Increased salaries may not be sufficient to attract warehouse talent, says Ken Ramoutar, chief marketing officer at Lucas Systems. Investment in technologies to make the work safer and more efficient is what's required.
Virtually every one of Ramoutar’s customers struggles with labor problems. Many hope that raising wages and designing better benefit packages will help them compete for a shrinking workforce.
In some cases, the labor shortage means customer commitments cannot be met. Temporary staff may be hired, but that requires retraining, and work quality often is below par. “The pain level is very high. The labor shortage is probably the number-one pain point right now in the industry.”

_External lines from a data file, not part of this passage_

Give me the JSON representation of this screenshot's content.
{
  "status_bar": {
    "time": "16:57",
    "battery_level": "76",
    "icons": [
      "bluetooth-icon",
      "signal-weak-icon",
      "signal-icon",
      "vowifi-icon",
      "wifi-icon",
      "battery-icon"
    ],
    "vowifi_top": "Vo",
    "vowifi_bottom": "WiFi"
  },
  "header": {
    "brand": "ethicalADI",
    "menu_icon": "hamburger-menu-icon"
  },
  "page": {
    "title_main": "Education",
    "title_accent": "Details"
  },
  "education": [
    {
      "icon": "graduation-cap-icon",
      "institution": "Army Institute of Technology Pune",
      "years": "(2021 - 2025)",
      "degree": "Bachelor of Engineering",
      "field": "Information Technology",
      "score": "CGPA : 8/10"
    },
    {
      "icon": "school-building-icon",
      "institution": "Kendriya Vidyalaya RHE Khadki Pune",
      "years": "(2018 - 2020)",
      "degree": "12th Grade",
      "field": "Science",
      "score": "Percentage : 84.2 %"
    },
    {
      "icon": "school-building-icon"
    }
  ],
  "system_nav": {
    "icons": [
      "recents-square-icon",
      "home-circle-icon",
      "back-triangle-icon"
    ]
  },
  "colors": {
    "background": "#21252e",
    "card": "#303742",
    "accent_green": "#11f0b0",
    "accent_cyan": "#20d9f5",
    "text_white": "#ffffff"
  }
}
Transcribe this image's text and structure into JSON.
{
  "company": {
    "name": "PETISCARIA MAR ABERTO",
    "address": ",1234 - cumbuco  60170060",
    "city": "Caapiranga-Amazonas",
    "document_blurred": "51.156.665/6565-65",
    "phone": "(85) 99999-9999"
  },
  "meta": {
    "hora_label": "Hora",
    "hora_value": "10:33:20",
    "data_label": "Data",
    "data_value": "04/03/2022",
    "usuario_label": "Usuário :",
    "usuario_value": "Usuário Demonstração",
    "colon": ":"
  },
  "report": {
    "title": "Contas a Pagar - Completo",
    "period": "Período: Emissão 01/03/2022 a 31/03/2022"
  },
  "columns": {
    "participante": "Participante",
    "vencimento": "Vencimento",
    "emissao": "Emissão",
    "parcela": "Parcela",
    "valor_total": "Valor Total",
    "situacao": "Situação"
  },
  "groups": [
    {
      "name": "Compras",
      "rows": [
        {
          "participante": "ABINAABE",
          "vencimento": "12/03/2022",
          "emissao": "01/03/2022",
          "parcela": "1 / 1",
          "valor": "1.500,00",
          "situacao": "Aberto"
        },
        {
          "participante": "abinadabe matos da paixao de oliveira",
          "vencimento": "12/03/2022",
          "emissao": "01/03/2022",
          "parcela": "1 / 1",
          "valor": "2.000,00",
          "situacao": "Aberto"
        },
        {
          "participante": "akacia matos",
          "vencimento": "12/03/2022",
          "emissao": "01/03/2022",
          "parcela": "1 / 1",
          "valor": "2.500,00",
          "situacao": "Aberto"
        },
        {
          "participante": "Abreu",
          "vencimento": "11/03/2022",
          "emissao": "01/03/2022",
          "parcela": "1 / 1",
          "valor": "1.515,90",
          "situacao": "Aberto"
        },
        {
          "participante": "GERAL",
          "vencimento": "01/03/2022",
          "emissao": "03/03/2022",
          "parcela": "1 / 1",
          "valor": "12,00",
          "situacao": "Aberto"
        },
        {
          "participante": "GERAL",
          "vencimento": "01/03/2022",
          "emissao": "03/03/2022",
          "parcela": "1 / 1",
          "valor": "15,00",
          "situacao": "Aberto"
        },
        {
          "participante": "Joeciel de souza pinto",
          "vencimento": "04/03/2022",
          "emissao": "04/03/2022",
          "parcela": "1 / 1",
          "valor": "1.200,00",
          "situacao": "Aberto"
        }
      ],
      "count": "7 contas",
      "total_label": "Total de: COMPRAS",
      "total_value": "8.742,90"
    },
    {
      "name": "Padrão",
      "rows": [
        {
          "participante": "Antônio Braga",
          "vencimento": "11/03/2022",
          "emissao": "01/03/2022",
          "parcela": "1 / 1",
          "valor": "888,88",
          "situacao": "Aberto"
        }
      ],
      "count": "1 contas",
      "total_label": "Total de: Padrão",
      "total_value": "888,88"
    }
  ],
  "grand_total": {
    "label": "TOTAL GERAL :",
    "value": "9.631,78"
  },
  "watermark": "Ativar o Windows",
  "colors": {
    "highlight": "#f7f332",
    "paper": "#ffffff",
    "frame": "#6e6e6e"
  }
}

Yet throwing money at the problem isn’t helping in many instances, Ramoutar says. “I think you need to think about that problem a little bit differently now. What is it in my operations that's going to be attractive to a warehouse associate? What tools am I going to get that will make my job easier? How much travel am I going to have to do? Do I have to walk up and down this warehouse, maybe eight, 10 miles a day? Or do you have systems that minimize the amount of travel that I have to take? How safe is it here? Do you have technologies that make it safer for me to work there? There are technologies that make it easier for workers to do their jobs. And I think that's the competitive battlefront right now for labor.”
Ideally, an operator wants to attract and retain a younger workforce, Ramoutar says. But they have plenty of job choices. And companies won’t be competitive if they don’t invest in the technologies that make them feel safe and more comfortable.